Operation: LLMOps and DataOps. AI applications have always required careful monitoring of both model outputs and data pipelines to run reliably. With compound AI systems, however, the behavior of the system on each input can be considerably more complex, so it is important to track all the steps taken by the application and intermediate outputs. Software like LangSmith, Phoenix Traces, and Databricks Inference Tables can track, visualize and evaluate these outputs at a fine granularity, in some cases also correlating them with data pipeline quality and downstream metrics. In the research world, DSPy Assertions seeks to leverage feedback from monitoring checks directly in AI systems to improve outputs, and AI-based quality evaluation methods like MT-Bench, FAVA and ARES aim to automate quality monitoring.

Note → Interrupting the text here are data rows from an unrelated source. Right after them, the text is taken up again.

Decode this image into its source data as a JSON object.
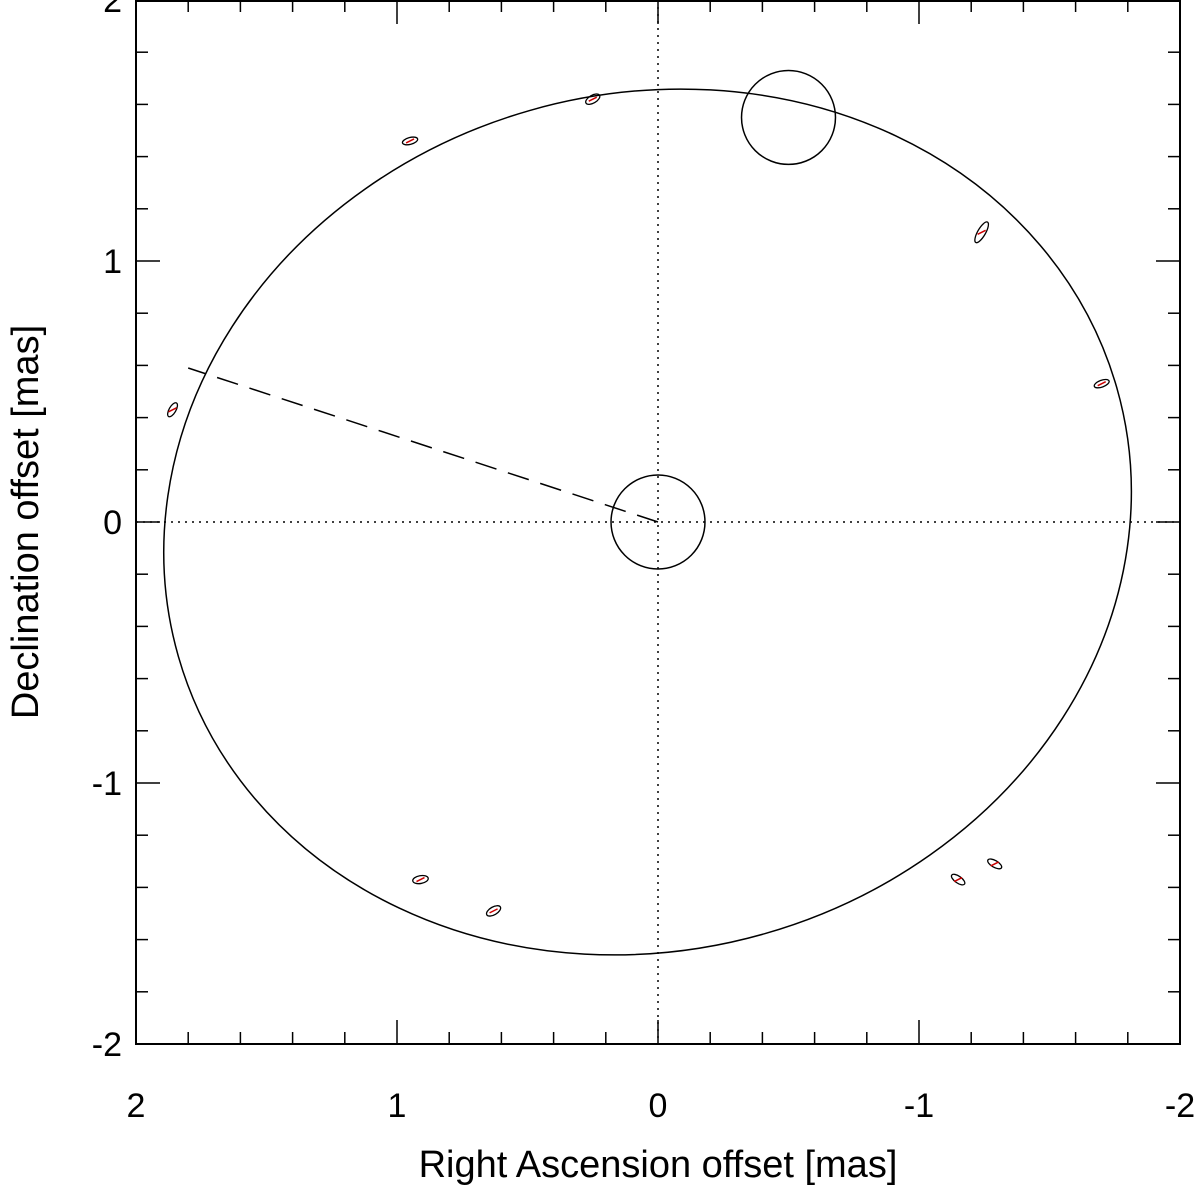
{
  "chart_data": {
    "type": "scatter",
    "title": "",
    "xlabel": "Right Ascension offset [mas]",
    "ylabel": "Declination offset [mas]",
    "xlim": [
      2,
      -2
    ],
    "ylim": [
      -2,
      2
    ],
    "x_ticks": [
      "2",
      "1",
      "0",
      "-1",
      "-2"
    ],
    "y_ticks": [
      "2",
      "1",
      "0",
      "-1",
      "-2"
    ],
    "grid": false,
    "zero_lines": "dotted",
    "orbit": {
      "center": [
        0.04,
        0.0
      ],
      "semi_axes": [
        1.87,
        1.64
      ],
      "rotation_deg": -16,
      "color": "#000000"
    },
    "periastron_line": {
      "from": [
        0.0,
        0.0
      ],
      "to": [
        1.8,
        0.59
      ],
      "style": "dashed"
    },
    "primary_star": {
      "x": 0.0,
      "y": 0.0,
      "radius": 0.18
    },
    "secondary_circle": {
      "x": -0.5,
      "y": 1.55,
      "radius": 0.18
    },
    "observations": [
      {
        "x": 0.25,
        "y": 1.62,
        "err_a": 0.03,
        "err_b": 0.015,
        "angle_deg": 30
      },
      {
        "x": 0.95,
        "y": 1.46,
        "err_a": 0.03,
        "err_b": 0.013,
        "angle_deg": 15
      },
      {
        "x": -1.24,
        "y": 1.11,
        "err_a": 0.045,
        "err_b": 0.015,
        "angle_deg": 60
      },
      {
        "x": -1.7,
        "y": 0.53,
        "err_a": 0.03,
        "err_b": 0.013,
        "angle_deg": 20
      },
      {
        "x": 1.86,
        "y": 0.43,
        "err_a": 0.03,
        "err_b": 0.013,
        "angle_deg": 60
      },
      {
        "x": 0.91,
        "y": -1.37,
        "err_a": 0.03,
        "err_b": 0.015,
        "angle_deg": 10
      },
      {
        "x": 0.63,
        "y": -1.49,
        "err_a": 0.03,
        "err_b": 0.015,
        "angle_deg": 30
      },
      {
        "x": -1.15,
        "y": -1.37,
        "err_a": 0.03,
        "err_b": 0.013,
        "angle_deg": -35
      },
      {
        "x": -1.29,
        "y": -1.31,
        "err_a": 0.03,
        "err_b": 0.013,
        "angle_deg": -30
      }
    ],
    "model_color": "#cc0000"
  }
}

Generative AI has excited every developer by unlocking a wide range of capabilities through natural language prompting. As developers aim to move beyond demos and maximize the quality of their AI applications, however, they are increasingly turning to compound AI systems as a natural way to control and enhance the capabilities of LLMs. Figuring out the best practices for developing compound AI systems is still an open question, but there are already exciting approaches to aid with design, end-to-end optimization, and operation. We believe that compound AI systems will remain the best way to maximize the quality and reliability of AI applications going forward, and may be one of the most important trends in AI in 2024.